Virginie: We were the first Roman ancient city of Gaul.
Rick: So, the capital of Gaul?
Virginie: The capital of Gaul. Then we were the city from where Christianity spread all over France. In the 16th century, we were the capital of the Renaissance. During World War II, we were the capital of the Résistance against the Nazi oppressor.
Rick: So, that's four capitals?
Virginie: But let's not forget the last one, which might be the most important: We are the capital of food — way before Paris.
Rick: Bon appétit.
Virginie: Bon appétit!
A park showcases the city's archeological treasures. Its impressive ancient Roman theaters make the importance of Lyon as a Gallo-Roman capital clear.
You hear the term "Gallo-Roman" a lot here in France. The Gauls were the original French tribe. Two thousand years ago, the Romans conquered them, and they were assimilated into the vast Roman Empire. In many ways, the France we know today grew from this Gallo-Roman civilization.
Virginie: In the first century, the Roman city of Lyon had a population of 50,000 people — which is four times as big as Roman Paris. So the city was a critical hub for transportation, and it became the economic, religious, and administrative capital of Roman Gaul.
And Lyon's grand churches attest to the city's importance as a leading Christian center. In about the year 1870, the Prussians (from Germany) were threatening the city. The local bishop vowed to build a tribute to the Virgin Mary if the city was spared. It was, and construction commenced. This church, the Basilica of Notre-Dame, was ready for worship just in time for the outbreak of the next war, World War I.
Inside, everything is covered with dazzling neo-Byzantine art celebrating Mary. It's all about Notre Dame — "Our Lady." Amble slowly down the center aisle. Scenes glittering on the walls illustrate a Virgin Mary–centric sweep through history — church history on one side, French history on the other.
These scenes, like about everything else in the church, lead to the high altar, where Mary reigns as Queen of Heaven.

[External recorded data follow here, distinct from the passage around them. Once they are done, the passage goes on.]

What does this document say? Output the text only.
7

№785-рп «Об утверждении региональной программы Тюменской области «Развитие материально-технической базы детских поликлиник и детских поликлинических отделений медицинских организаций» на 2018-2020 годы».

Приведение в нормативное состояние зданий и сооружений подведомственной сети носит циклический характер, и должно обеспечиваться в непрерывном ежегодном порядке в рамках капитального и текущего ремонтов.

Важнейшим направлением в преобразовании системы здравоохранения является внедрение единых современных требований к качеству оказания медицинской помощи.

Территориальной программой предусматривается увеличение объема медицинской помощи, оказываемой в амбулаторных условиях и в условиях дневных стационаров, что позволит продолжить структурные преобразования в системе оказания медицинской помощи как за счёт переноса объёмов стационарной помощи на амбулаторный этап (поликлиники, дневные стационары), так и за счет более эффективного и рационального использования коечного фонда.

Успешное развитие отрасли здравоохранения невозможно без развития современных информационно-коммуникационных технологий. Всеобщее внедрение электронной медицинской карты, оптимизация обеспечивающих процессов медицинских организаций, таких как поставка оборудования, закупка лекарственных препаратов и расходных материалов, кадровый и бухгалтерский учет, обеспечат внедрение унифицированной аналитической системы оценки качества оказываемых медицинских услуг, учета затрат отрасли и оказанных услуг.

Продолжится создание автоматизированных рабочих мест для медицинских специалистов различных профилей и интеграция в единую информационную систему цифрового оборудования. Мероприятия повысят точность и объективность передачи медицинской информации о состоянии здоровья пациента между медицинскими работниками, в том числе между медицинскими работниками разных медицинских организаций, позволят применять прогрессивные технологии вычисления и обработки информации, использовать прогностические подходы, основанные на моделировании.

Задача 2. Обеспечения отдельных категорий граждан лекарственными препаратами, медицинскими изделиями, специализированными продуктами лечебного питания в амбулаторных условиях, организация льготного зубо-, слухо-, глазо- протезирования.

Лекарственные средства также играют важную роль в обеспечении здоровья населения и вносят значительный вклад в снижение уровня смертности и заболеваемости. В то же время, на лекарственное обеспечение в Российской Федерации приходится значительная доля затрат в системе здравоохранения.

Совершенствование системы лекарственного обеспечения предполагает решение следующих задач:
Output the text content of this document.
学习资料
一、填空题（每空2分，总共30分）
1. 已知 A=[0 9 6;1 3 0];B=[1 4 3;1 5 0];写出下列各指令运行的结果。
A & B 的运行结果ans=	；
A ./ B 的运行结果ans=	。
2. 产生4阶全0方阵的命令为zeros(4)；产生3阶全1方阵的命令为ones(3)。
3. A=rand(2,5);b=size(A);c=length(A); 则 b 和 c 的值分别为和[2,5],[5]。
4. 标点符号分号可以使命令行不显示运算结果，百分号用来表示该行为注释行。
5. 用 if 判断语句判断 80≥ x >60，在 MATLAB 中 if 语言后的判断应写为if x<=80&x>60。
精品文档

An unforgettable way to experience the church is to climb to its rooftop. With a guided tour, we enjoy a close-up look at the architecture, a grand view of the city, and more reminders of how, here in Lyon, the Virgin Mary is golden.
The streets of Old Lyon are lined with well-preserved Renaissance buildings. The city grew rich from its silk industry, trade fairs, and banking.
Virginie: Lyon is famous for its traboules, which are hidden covered passageways — that enables you to cross from one street to another, being protected. So, 500 years ago, the noble families of Lyon used to live here. See, look at this fine Renaissance staircase.
Rick: That's beautiful!
Virginie: There are more than a hundred of those passageways in the Old Lyon.
Rick: So, Lyon is honeycombed with these?
Virginie: Exactly. And when silk was the main industry in this city, they used to transport the silk from one street to another — being covered from the weather.
Virginie: And more recently during World War II, the Resistance fighters used them to escape the Nazis.
Rick: That's right, because Lyon was the leading Resistance city.
This part of the old town is Lyon's historic silk district. Lyon's silk industry was huge during the Industrial Revolution. At its peak, in the mid-1800s, it was churning with 30,000 looms. The characteristic tall windows ensured that weavers working the looms had enough light for the longest workdays possible.
And it was the Jacquard loom, invented here in Lyon in the early 1800s, that revolutionized this industry. This loom — amazing technology for the time — automated much of the process, allowing one person, rather than an entire family, to weave the precious cloth. With the shuttle loaded with colorful silk thread, the loom worker patiently wove the prized fabric.
This silk workshop welcomes the public to drop in to see silk printing and screen painting done in the traditional way. Buckets of paint are artfully mixed by hand. A vast collection of hundred-year-old print blocks still provides the patterns to decorate the cloth. Lyon helped establish the industry of such printing on silk and cotton. This technique made beautiful silk less costly and therefore more accessible to the masses.
Upstairs a boutique sells handprinted silk — with a delightful array of colorful ties and scarves.